Norm of the near electric field surrounding the AuNPs for thin dielectric spacer layers: (a) h_SiO2 = 2 nm and (b) h_SiO2 = 4 nm. The parameters are λ = 633 nm, h_Au = 46 nm, a = 5 nm, σ = 40 Np/µm², and θ = 60°.

Figure 12

Norm of the near electric field surrounding an AuNP for a thin dielectric spacer layer with a thickness of 2 nm, calculated at the wavelengths of (a) 633 nm and (b) 783 nm.
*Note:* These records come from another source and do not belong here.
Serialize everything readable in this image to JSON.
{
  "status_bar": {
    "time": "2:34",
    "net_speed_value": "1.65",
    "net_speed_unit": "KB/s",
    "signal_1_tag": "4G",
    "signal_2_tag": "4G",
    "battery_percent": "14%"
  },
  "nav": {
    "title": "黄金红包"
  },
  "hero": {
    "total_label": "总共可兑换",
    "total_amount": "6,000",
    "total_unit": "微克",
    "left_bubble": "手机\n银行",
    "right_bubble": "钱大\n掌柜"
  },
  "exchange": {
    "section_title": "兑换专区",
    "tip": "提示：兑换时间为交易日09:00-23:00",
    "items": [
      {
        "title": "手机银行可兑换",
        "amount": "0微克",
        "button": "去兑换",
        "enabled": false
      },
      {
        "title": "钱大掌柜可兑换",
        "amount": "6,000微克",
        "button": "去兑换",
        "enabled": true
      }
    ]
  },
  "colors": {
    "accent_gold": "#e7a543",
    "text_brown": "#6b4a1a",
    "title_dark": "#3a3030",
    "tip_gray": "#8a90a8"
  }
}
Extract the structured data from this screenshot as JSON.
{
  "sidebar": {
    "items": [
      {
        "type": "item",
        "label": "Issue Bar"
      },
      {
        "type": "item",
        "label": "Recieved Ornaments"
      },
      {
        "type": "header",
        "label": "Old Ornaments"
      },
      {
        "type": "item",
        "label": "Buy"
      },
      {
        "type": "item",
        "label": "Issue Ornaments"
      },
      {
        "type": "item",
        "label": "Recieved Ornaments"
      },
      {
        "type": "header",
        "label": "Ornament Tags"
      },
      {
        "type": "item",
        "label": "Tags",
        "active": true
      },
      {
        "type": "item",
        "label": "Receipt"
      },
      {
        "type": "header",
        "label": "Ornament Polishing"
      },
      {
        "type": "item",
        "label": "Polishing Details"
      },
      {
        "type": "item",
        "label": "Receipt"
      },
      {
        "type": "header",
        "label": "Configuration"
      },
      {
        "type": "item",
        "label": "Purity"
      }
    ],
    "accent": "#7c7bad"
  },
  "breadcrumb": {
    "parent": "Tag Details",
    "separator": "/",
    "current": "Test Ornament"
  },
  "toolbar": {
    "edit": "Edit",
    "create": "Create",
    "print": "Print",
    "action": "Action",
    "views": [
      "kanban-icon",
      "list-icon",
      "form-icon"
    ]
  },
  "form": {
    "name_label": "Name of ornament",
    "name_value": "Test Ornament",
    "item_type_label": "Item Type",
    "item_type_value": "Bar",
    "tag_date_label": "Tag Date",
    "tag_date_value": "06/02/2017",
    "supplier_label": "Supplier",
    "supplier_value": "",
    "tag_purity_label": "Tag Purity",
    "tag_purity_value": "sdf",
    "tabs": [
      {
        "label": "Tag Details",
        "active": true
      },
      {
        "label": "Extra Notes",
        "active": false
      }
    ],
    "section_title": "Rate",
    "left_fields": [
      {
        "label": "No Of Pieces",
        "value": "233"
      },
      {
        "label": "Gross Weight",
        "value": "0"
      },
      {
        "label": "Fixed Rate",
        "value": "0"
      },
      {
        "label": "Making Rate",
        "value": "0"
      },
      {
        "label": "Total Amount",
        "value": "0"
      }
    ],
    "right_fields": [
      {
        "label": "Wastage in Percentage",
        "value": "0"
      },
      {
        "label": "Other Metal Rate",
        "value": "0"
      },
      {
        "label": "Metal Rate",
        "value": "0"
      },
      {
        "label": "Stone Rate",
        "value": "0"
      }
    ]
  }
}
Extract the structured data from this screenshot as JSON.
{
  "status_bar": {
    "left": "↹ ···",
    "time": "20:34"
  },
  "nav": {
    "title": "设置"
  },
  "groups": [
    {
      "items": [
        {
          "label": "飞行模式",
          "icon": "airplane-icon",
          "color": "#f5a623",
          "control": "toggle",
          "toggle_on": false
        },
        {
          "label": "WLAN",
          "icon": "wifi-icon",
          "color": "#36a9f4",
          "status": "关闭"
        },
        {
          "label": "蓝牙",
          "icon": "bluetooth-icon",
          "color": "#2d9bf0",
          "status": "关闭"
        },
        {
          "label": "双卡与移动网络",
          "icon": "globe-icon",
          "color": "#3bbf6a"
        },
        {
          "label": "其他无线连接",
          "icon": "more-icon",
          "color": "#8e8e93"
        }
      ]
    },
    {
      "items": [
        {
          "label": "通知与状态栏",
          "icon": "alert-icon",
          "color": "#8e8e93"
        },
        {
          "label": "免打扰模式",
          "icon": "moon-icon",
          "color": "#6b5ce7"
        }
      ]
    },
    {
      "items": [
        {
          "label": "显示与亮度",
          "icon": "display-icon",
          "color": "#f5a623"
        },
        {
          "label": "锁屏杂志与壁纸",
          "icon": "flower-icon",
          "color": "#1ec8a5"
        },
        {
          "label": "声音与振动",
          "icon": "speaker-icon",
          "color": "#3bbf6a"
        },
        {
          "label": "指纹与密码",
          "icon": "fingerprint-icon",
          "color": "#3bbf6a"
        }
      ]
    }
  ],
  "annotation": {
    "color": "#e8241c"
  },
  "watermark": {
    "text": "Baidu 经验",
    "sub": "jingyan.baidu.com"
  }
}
Fixed parameters: h_Au = 46 nm, 2a = 10 nm, σ = 40 NP/µm², and θ = 60°.

Figure 13

(a) Relative percentage deviation δσ between the real surface density σ_FEM and the density σ_MG calculated using the MG theory to fit the TM₀ resonance angle θ_FEM. Real (b) and imaginary (c) parts of the dielectric constant of the AuNPs (ε_Np) calculated by the MG theory in order to fit the exact reflectivity curves calculated by the FEM method. The results are shown in function of h_SiO2 and for the excitation wavelengths of 580 nm, 633 nm and 780 nm. Fixed parameters: h_Au = 46 nm, 2a = 10 nm and σ ≈ 40 NP/µm².

Figure 14

Principle of work of SPR nanoparticle counting with DLWGs. (a) SPR sensorgram relative to the sensing of the interaction between the amino group NH²⁺ of the external surface of the DLWGs and the negatively charged AuNPs. The TM₁ mode of the DLWG has been used as evanescent optical probe. The excitation wavelength was 783 nm, and the sensorgram was taken at a fixed incidence angle of 50.695°. (b) Comparison between experimental σ_SPR and σ_AFM in the non-interacting surface density regime: experimental SPR reflectivity curve of the TM1 mode of the DLWGs in water before and after interaction of the AuNPs with the SiO₂ surface (left side), and AFM image of a 1 µm × 1 µm region of the SiO₂ surface of the device analyzed by SPR spectroscopy (right size), with a surface density of 25 NP/µm². (c) σ = 120 NP/µm². (d) σ = 200 NP/µm². The average surface density σ_AFM was calculated by analysis of four different regions of each sample.